From: David Hildenbrand <david@redhat.com>
To: Zhang Qilong <zhangqilong3@huawei.com>,
akpm@linux-foundation.org, lorenzo.stoakes@oracle.com,
Liam.Howlett@oracle.com, vbabka@suse.cz, rppt@kernel.org,
surenb@google.com, mhocko@suse.com, jannh@google.com,
pfalcato@suse.de
Cc: linux-mm@kvack.org, linux-kernel@vger.kernel.org,
wangkefeng.wang@huawei.com, sunnanyong@huawei.com
Subject: Re: [RFC PATCH 1/3] mm: Introduce can_pte_batch_count() for PTEs batch optimization.
Date: Mon, 27 Oct 2025 20:24:40 +0100 [thread overview]
Message-ID: <276b70aa-9853-40cc-8e7d-e790166706b5@redhat.com> (raw)
In-Reply-To: <20251027140315.907864-2-zhangqilong3@huawei.com>
On 27.10.25 15:03, Zhang Qilong wrote:
> Currently, the PTEs batch requires folio access, with the maximum
> quantity limited to the PFNs contained within the folio.
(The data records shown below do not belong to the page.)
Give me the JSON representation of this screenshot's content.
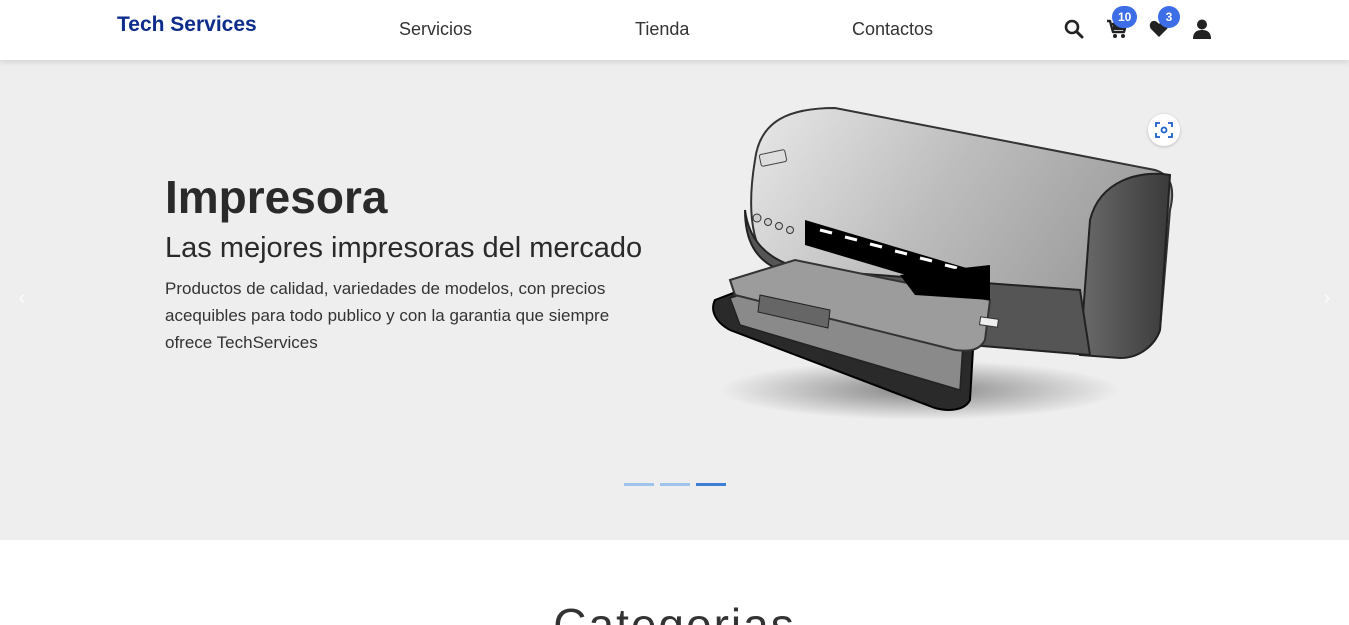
{
  "navbar": {
    "brand": "Tech Services",
    "links": [
      "Servicios",
      "Tienda",
      "Contactos"
    ],
    "cart_count": "10",
    "wishlist_count": "3",
    "icons": [
      "search-icon",
      "cart-icon",
      "heart-icon",
      "user-icon"
    ]
  },
  "hero": {
    "title": "Impresora",
    "subtitle": "Las mejores impresoras del mercado",
    "text": "Productos de calidad, variedades de modelos, con precios acequibles para todo publico y con la garantia que siempre ofrece TechServices",
    "slides_total": 3,
    "active_slide": 3
  },
  "categories": {
    "title": "Categorias"
  },
  "colors": {
    "brand": "#0d2c8c",
    "badge": "#3d6ee8",
    "hero_bg": "#eeeeee"
  }
}
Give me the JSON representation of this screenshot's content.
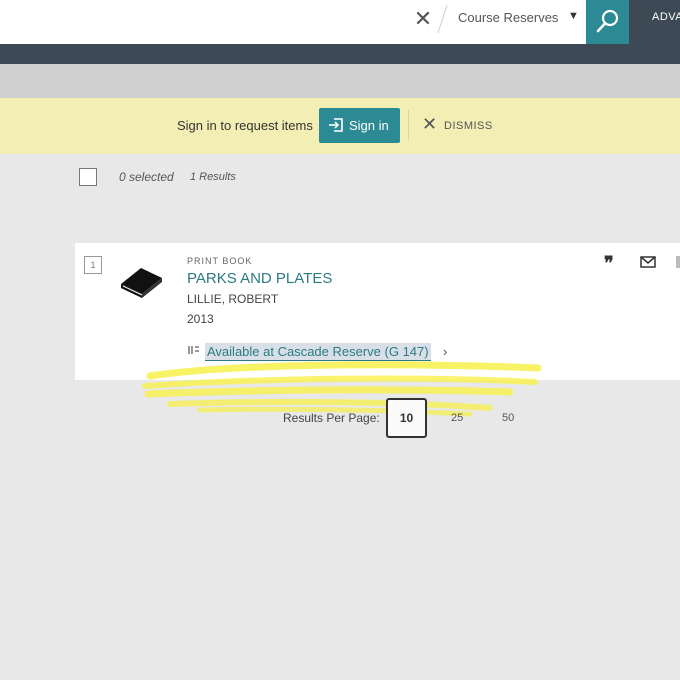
{
  "search": {
    "scope_label": "Course Reserves",
    "advanced_label": "ADVA"
  },
  "banner": {
    "message": "Sign in to request items",
    "signin_label": "Sign in",
    "dismiss_label": "DISMISS"
  },
  "results_header": {
    "selected": "0 selected",
    "results": "1 Results"
  },
  "result": {
    "number": "1",
    "material_type": "PRINT BOOK",
    "title": "PARKS AND PLATES",
    "author": "LILLIE, ROBERT",
    "year": "2013",
    "availability": "Available at Cascade  Reserve (G 147)"
  },
  "pagination": {
    "label": "Results Per Page:",
    "options": [
      "10",
      "25",
      "50"
    ],
    "selected": "10"
  },
  "colors": {
    "brand_teal": "#2c8a94",
    "banner_yellow": "#f3eeb4",
    "highlighter": "#f7f04a"
  }
}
However,
> in certain case (such as mremap_folio_pte_batch and mincore_pte_range),
> accessing the folio is unnecessary and expensive.
>
> For scenarios that do not require folio access, this patch introduces
> can_pte_batch_count(). With contiguous physical addresses and identical
> PTE attribut bits, we can now process more page table entries at once,
> in batch, not just limited to entries mapped within a single folio. On
> the other hand, it avoid the folio access.
>
> Signed-off-by: Zhang Qilong <zhangqilong3@huawei.com>
> ---
> mm/internal.h | 76 +++++++++++++++++++++++++++++++++++++++------------
> 1 file changed, 58 insertions(+), 18 deletions(-)
>
> diff --git a/mm/internal.h b/mm/internal.h
> index 1561fc2ff5b8..92034ca9092d 100644
> --- a/mm/internal.h
> +++ b/mm/internal.h
> @@ -233,61 +233,62 @@ static inline pte_t __pte_batch_clear_ignored(pte_t pte, fpb_t flags)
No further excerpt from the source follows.